Kiai merupakan pembimbing jasmani dan rohani. Pembimbing untuk segala hal, baik duniawi maupun ukhrowi. Dalam budaya pesantren, “manut kiai” wajib hukumnya tanpa terkecuali. Namun, pengaruh budaya barat dalam aspek pendidikan makin terasa. Hal ini sempat diperdebatkan oleh beberapa tokoh pendidikan seperti, Sutan Takdir Alisjahbana yang berpegang teguh dengan westernisnya dan Dr. Soetomo yang menjunjung tinggi tradisionalismenya.
Sutan Takdir mengkritisi pendapat Dr. Soetomo tentang pendidikan, bahwa pendidikan pesantren adalah pengajaran sempurna dan akan membawa kemajuan. Sutan Takdir berpendapat, “didikan barat mengajarkan mereka (para santri) berpikir sendiri, mengajarkan mereka mengkritik dan membantah kiai, serta memberanikan mereka membuang segala adat dan tradisi yang mengikat kaki dan tangan bangsa kita untuk mulai berlomba dengan bangsa lain”. Pendapat yang kala itu begitu kontroversial. Perdebatan ini terjadi pada tahun 1935 sebelum Indonesia merdeka, beberapa tokoh sudah memikirkan mau dibawa ke mana budaya bangsa ini.
Mereka memperdebatkan relevansi pendidikan pesantren untuk bangsa, di masa yang akan datang. Konsep-konsep pendidikan mana, yang harus dianut oleh bangsa Indonesia. Lambat laun, zaman menjawab perdebatan ini, terlihat begitu banyak budaya barat yang mempelopori konsep-konsep pendidikan di zaman setelahnya sampai sekarang.

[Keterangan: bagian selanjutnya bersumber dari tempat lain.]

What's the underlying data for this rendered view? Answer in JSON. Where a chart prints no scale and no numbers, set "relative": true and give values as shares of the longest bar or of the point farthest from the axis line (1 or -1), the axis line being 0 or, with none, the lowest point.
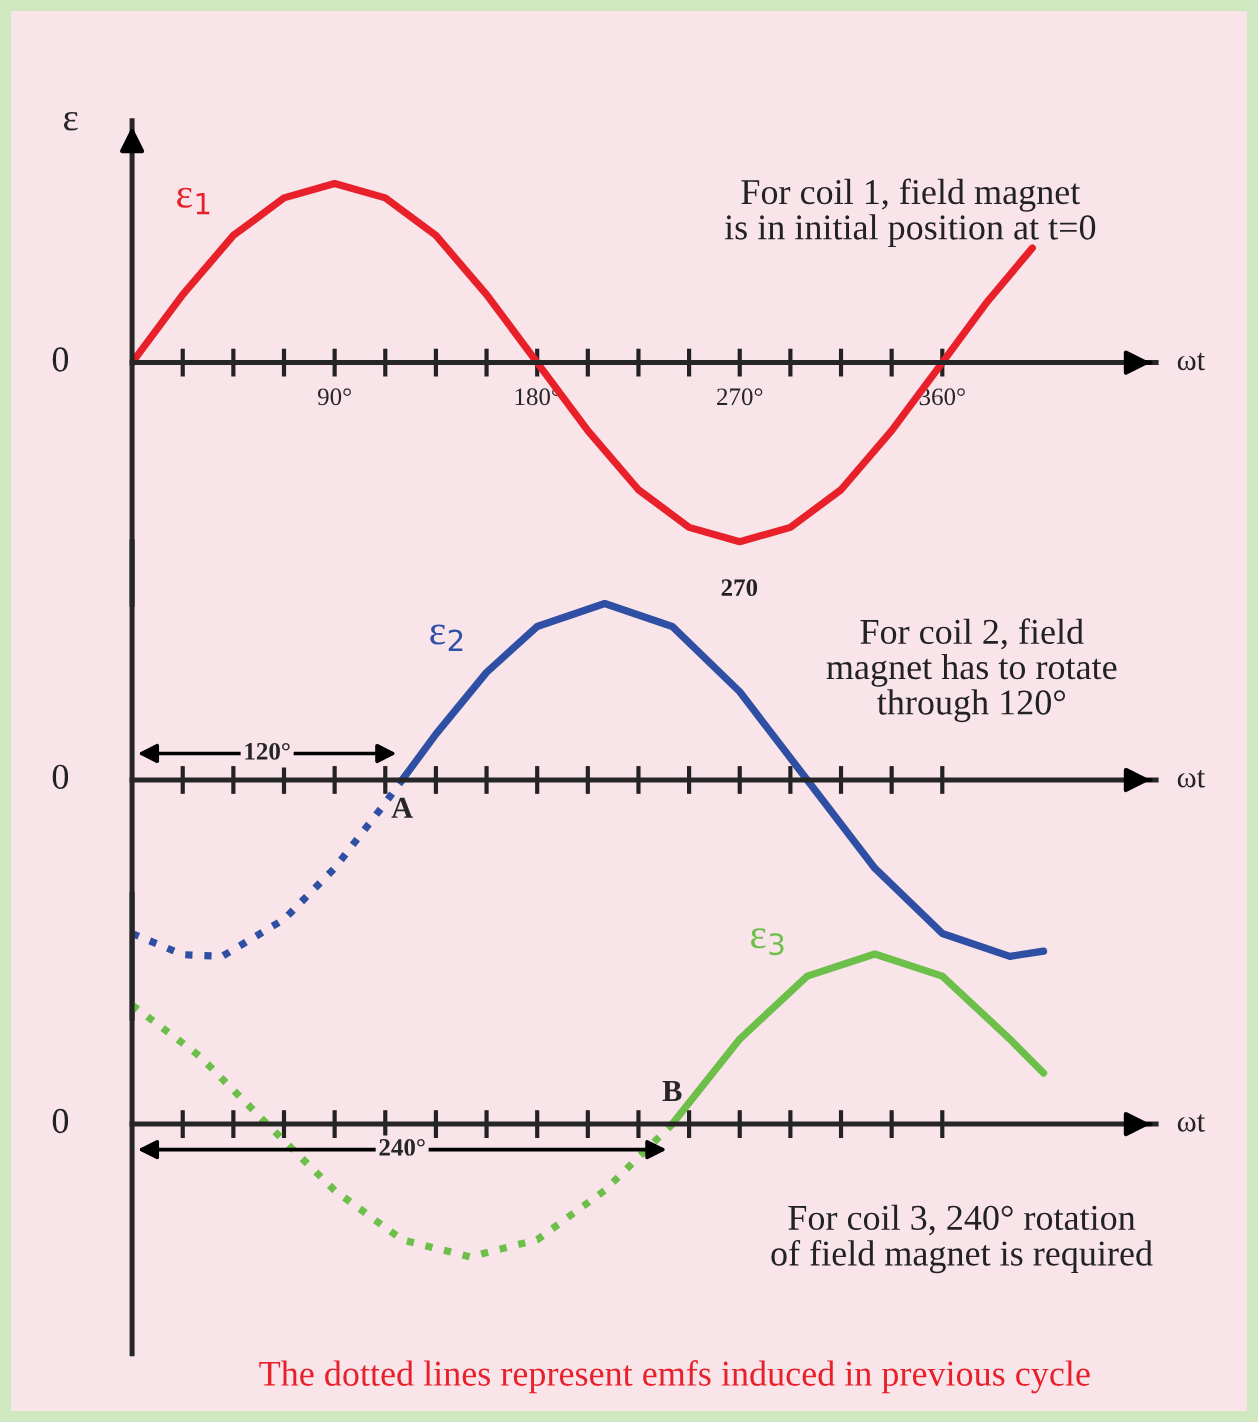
{
  "chart_data": [
    {
      "type": "line",
      "relative": true,
      "ylabel": "ε",
      "xlabel": "ωt",
      "xlim": [
        0,
        455
      ],
      "xticks": [
        {
          "value": 22.5,
          "label": null
        },
        {
          "value": 45,
          "label": null
        },
        {
          "value": 67.5,
          "label": null
        },
        {
          "value": 90,
          "label": "90°"
        },
        {
          "value": 112.5,
          "label": null
        },
        {
          "value": 135,
          "label": null
        },
        {
          "value": 157.5,
          "label": null
        },
        {
          "value": 180,
          "label": "180°"
        },
        {
          "value": 202.5,
          "label": null
        },
        {
          "value": 225,
          "label": null
        },
        {
          "value": 247.5,
          "label": null
        },
        {
          "value": 270,
          "label": "270°"
        },
        {
          "value": 292.5,
          "label": null
        },
        {
          "value": 315,
          "label": null
        },
        {
          "value": 337.5,
          "label": null
        },
        {
          "value": 360,
          "label": "360°"
        }
      ],
      "tick_labels": "x",
      "grid": false,
      "marker": "none",
      "series": [
        {
          "name": "ε$_{1}$",
          "color": "#e8202a",
          "line_style": "solid",
          "x": [
            0,
            22.5,
            45,
            67.5,
            90,
            112.5,
            135,
            157.5,
            180,
            202.5,
            225,
            247.5,
            270,
            292.5,
            315,
            337.5,
            360,
            380,
            400
          ],
          "values": [
            0,
            0.38,
            0.71,
            0.92,
            1,
            0.92,
            0.71,
            0.38,
            0,
            -0.38,
            -0.71,
            -0.92,
            -1,
            -0.92,
            -0.71,
            -0.38,
            0,
            0.34,
            0.64
          ]
        }
      ],
      "annotations": [
        "For coil 1, field magnet\nis in initial position at t=0",
        "0",
        "270"
      ]
    },
    {
      "type": "line",
      "relative": true,
      "xlabel": "ωt",
      "xlim": [
        0,
        455
      ],
      "xticks": [
        {
          "value": 22.5,
          "label": null
        },
        {
          "value": 45,
          "label": null
        },
        {
          "value": 67.5,
          "label": null
        },
        {
          "value": 90,
          "label": null
        },
        {
          "value": 112.5,
          "label": null
        },
        {
          "value": 135,
          "label": null
        },
        {
          "value": 157.5,
          "label": null
        },
        {
          "value": 180,
          "label": null
        },
        {
          "value": 202.5,
          "label": null
        },
        {
          "value": 225,
          "label": null
        },
        {
          "value": 247.5,
          "label": null
        },
        {
          "value": 270,
          "label": null
        },
        {
          "value": 292.5,
          "label": null
        },
        {
          "value": 315,
          "label": null
        },
        {
          "value": 337.5,
          "label": null
        },
        {
          "value": 360,
          "label": null
        }
      ],
      "tick_labels": false,
      "grid": false,
      "marker": "none",
      "series": [
        {
          "color": "#2e4fa3",
          "line_style": "dotted",
          "x": [
            0,
            22.5,
            40,
            67.5,
            90,
            112.5,
            120
          ],
          "values": [
            -0.87,
            -0.99,
            -1,
            -0.79,
            -0.5,
            -0.13,
            0
          ]
        },
        {
          "name": "ε$_{2}$",
          "color": "#2e4fa3",
          "line_style": "solid",
          "x": [
            120,
            135,
            157.5,
            180,
            210,
            240,
            270,
            300,
            330,
            360,
            390,
            405
          ],
          "values": [
            0,
            0.26,
            0.61,
            0.87,
            1,
            0.87,
            0.5,
            0,
            -0.5,
            -0.87,
            -1,
            -0.97
          ]
        }
      ],
      "annotations": [
        "For coil 2, field\nmagnet has to rotate\nthrough 120°",
        "0",
        {
          "text": "A",
          "x": 120,
          "y": 0
        },
        {
          "text": "120°",
          "x": 60,
          "y": 0.15
        }
      ]
    },
    {
      "type": "line",
      "relative": true,
      "xlabel": "ωt",
      "xlim": [
        0,
        455
      ],
      "xticks": [
        {
          "value": 22.5,
          "label": null
        },
        {
          "value": 45,
          "label": null
        },
        {
          "value": 67.5,
          "label": null
        },
        {
          "value": 90,
          "label": null
        },
        {
          "value": 112.5,
          "label": null
        },
        {
          "value": 135,
          "label": null
        },
        {
          "value": 157.5,
          "label": null
        },
        {
          "value": 180,
          "label": null
        },
        {
          "value": 202.5,
          "label": null
        },
        {
          "value": 225,
          "label": null
        },
        {
          "value": 247.5,
          "label": null
        },
        {
          "value": 270,
          "label": null
        },
        {
          "value": 292.5,
          "label": null
        },
        {
          "value": 315,
          "label": null
        },
        {
          "value": 337.5,
          "label": null
        },
        {
          "value": 360,
          "label": null
        }
      ],
      "tick_labels": false,
      "grid": false,
      "marker": "none",
      "series": [
        {
          "color": "#6cc04a",
          "line_style": "dotted",
          "x": [
            0,
            30,
            60,
            90,
            120,
            150,
            180,
            210,
            240
          ],
          "values": [
            0.7,
            0.4,
            0,
            -0.39,
            -0.68,
            -0.78,
            -0.68,
            -0.39,
            0
          ]
        },
        {
          "name": "ε$_{3}$",
          "color": "#6cc04a",
          "line_style": "solid",
          "x": [
            240,
            270,
            300,
            330,
            360,
            390,
            405
          ],
          "values": [
            0,
            0.5,
            0.87,
            1,
            0.87,
            0.5,
            0.3
          ]
        }
      ],
      "annotations": [
        "For coil 3, 240° rotation\nof field magnet is required",
        "The dotted lines represent emfs induced in previous cycle",
        "0",
        {
          "text": "B",
          "x": 240,
          "y": 0
        },
        {
          "text": "240°",
          "x": 120,
          "y": -0.15
        }
      ]
    }
  ]
}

Sudah maklum kita pahami, bahwa kurikulum “manut kiai” sudah ada sejak zaman ulama salaf. Sampai saat ini pun, masih dipegang teguh oleh santri. Namun yang mengenaskan, di zaman sekarang hal semacam ini seakan makin pudar, terbawa zaman yang mengandalkan intelektualitas. Dengan dalih sudah bisa berpikir sendiri dan bisa membenarkan yang benar, para santri seakan lupa bahwa intuisi guru lebih tajam dari mereka. Padahal, Imam Az-Zarnuji sudah mengingatkan kita lewat kitab Ta’alim Muta’alim karangan beliau, bahwa kita tidak boleh melawan guru. Beliau juga menyarankan kita untuk memilih guru yang sesuai dengan jalan pikiran kita, agar tidak terjadi perselisihan pemikiran ketika belajar. Bukti kehati-hatian beliau, pada murid yang membantah gurunya.

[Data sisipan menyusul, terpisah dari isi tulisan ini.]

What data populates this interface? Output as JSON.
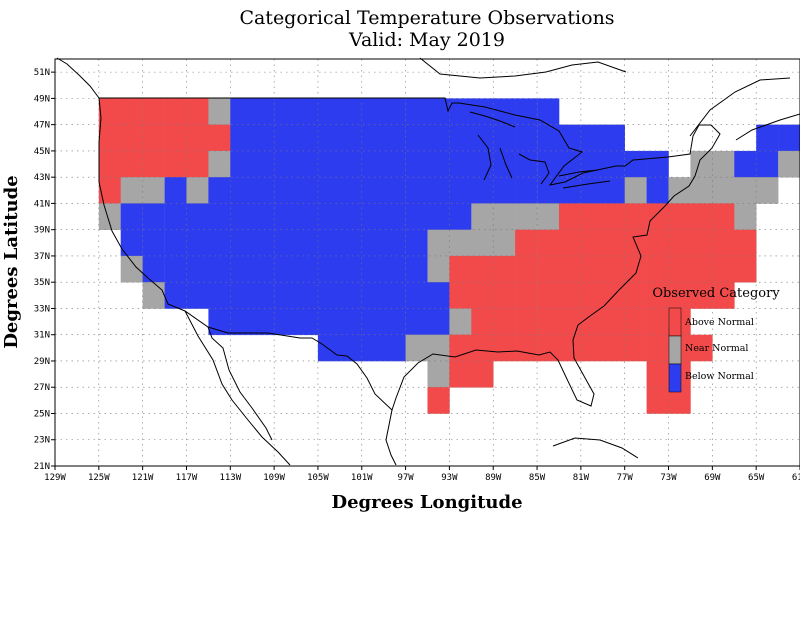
{
  "chart_data": {
    "type": "heatmap",
    "title_lines": [
      "Categorical Temperature Observations",
      "Valid: May 2019"
    ],
    "xlabel": "Degrees Longitude",
    "ylabel": "Degrees Latitude",
    "xlim": [
      -129,
      -61
    ],
    "ylim": [
      21,
      52
    ],
    "x_ticks": [
      -129,
      -125,
      -121,
      -117,
      -113,
      -109,
      -105,
      -101,
      -97,
      -93,
      -89,
      -85,
      -81,
      -77,
      -73,
      -69,
      -65,
      -61
    ],
    "x_tick_labels": [
      "129W",
      "125W",
      "121W",
      "117W",
      "113W",
      "109W",
      "105W",
      "101W",
      "97W",
      "93W",
      "89W",
      "85W",
      "81W",
      "77W",
      "73W",
      "69W",
      "65W",
      "61W"
    ],
    "y_ticks": [
      21,
      23,
      25,
      27,
      29,
      31,
      33,
      35,
      37,
      39,
      41,
      43,
      45,
      47,
      49,
      51
    ],
    "y_tick_labels": [
      "21N",
      "23N",
      "25N",
      "27N",
      "29N",
      "31N",
      "33N",
      "35N",
      "37N",
      "39N",
      "41N",
      "43N",
      "45N",
      "47N",
      "49N",
      "51N"
    ],
    "grid": true,
    "cell_size_deg": 2,
    "categories": [
      "Above Normal",
      "Near Normal",
      "Below Normal"
    ],
    "category_colors": {
      "A": "#f24a4a",
      "N": "#a6a6a6",
      "B": "#2e3cf0"
    },
    "grid_rows": [
      {
        "lat_bottom": 47,
        "lon_west": -125,
        "codes": "AAAAANBBBBBBBBBBBBBBB"
      },
      {
        "lat_bottom": 45,
        "lon_west": -125,
        "codes": "AAAAAABBBBBBBBBBBBBBBBBB......BB"
      },
      {
        "lat_bottom": 43,
        "lon_west": -125,
        "codes": "AAAAANBBBBBBBBBBBBBBBBBBBB.NNBBNBBB"
      },
      {
        "lat_bottom": 41,
        "lon_west": -125,
        "codes": "ANNBNBBBBBBBBBBBBBBBBBBBNBNNNNN"
      },
      {
        "lat_bottom": 39,
        "lon_west": -125,
        "codes": "NBBBBBBBBBBBBBBBBNNNNAAAAAAAAN"
      },
      {
        "lat_bottom": 37,
        "lon_west": -125,
        "codes": ".BBBBBBBBBBBBBBNNNNAAAAAAAAAAA"
      },
      {
        "lat_bottom": 35,
        "lon_west": -125,
        "codes": ".NBBBBBBBBBBBBBNAAAAAAAAAAAAAA"
      },
      {
        "lat_bottom": 33,
        "lon_west": -125,
        "codes": "..NBBBBBBBBBBBBBAAAAAAAAAAAAA"
      },
      {
        "lat_bottom": 31,
        "lon_west": -125,
        "codes": ".....BBBBBBBBBBBNAAAAAAAAAA"
      },
      {
        "lat_bottom": 29,
        "lon_west": -125,
        "codes": "..........BBBBNNAAAAAAAAAAAA"
      },
      {
        "lat_bottom": 27,
        "lon_west": -125,
        "codes": "...............NAA.......AA"
      },
      {
        "lat_bottom": 25,
        "lon_west": -125,
        "codes": "...............A.........AA"
      }
    ],
    "legend_title": "Observed Category",
    "legend_position": "right"
  }
}
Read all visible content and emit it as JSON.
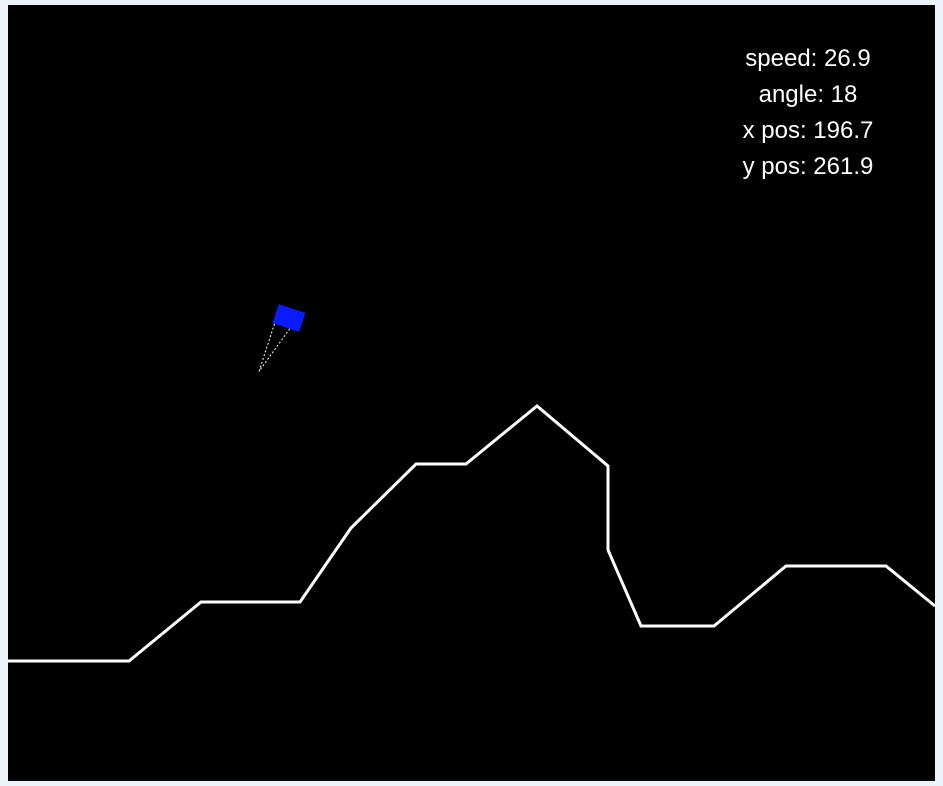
{
  "game": {
    "hud": {
      "speed": "speed: 26.9",
      "angle": "angle: 18",
      "x_pos": "x pos: 196.7",
      "y_pos": "y pos: 261.9"
    },
    "colors": {
      "background": "#000000",
      "terrain": "#ffffff",
      "lander": "#0a1cff",
      "thrust": "#ffffff",
      "hud_text": "#ffffff"
    },
    "lander": {
      "angle_deg": 18,
      "thrust_visible": true
    }
  }
}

Banyak pula, kisah santri yang merasakan langsung begitu dahsyatnya manfaat andil seorang guru dalam menentukan pilihan hidupnya. Karena keberkahan bersumber dari ilmu dan ilmu didapatkan dari guru. Tanpa seorang guru mungkin kita bisa jadi orang berilmu, tapi belum tentu berbudi. Banyak ulama yang berpendapat, bahwa guru begitu penting dimiliki orang yang sedang belajar. Seperti yang dikatakan Imam Abu Yazid Al-Busthomi berikut:
من لم يكن له شيخ فشيخه الشيطان
“Barang siapa yang tidak mempunyai guru, maka gurunya adalah setan.” (Tafsir Ruhul Bayan fi Tafsir Al-Quran, Ismail Haqqi Al-Hanafi, 5/264).
Mirisnya, “manut kiai” sekarang mulai dipolitisasi. Ada yang berpendapat, jika dalam pemilu kita harus mengesampingkan hal ini. Tidak sedikit pula, yang masih berpegang teguh dengan kiai, menyerahkan sepenuhnya pada kiai, dengan alasan pilihan seorang guru (kiai) pasti lebih baik. Melihat hal ini, tidak ada yang benar dan tidak ada yang salah, kita sebagai santri pastinya memiliki ideologi masing-masing. Dalam menyikapi masalah ini diperlukan pertimbangan matang, tidak bisa sembarangan dan jangan mudah terpengaruh oleh beberapa statement.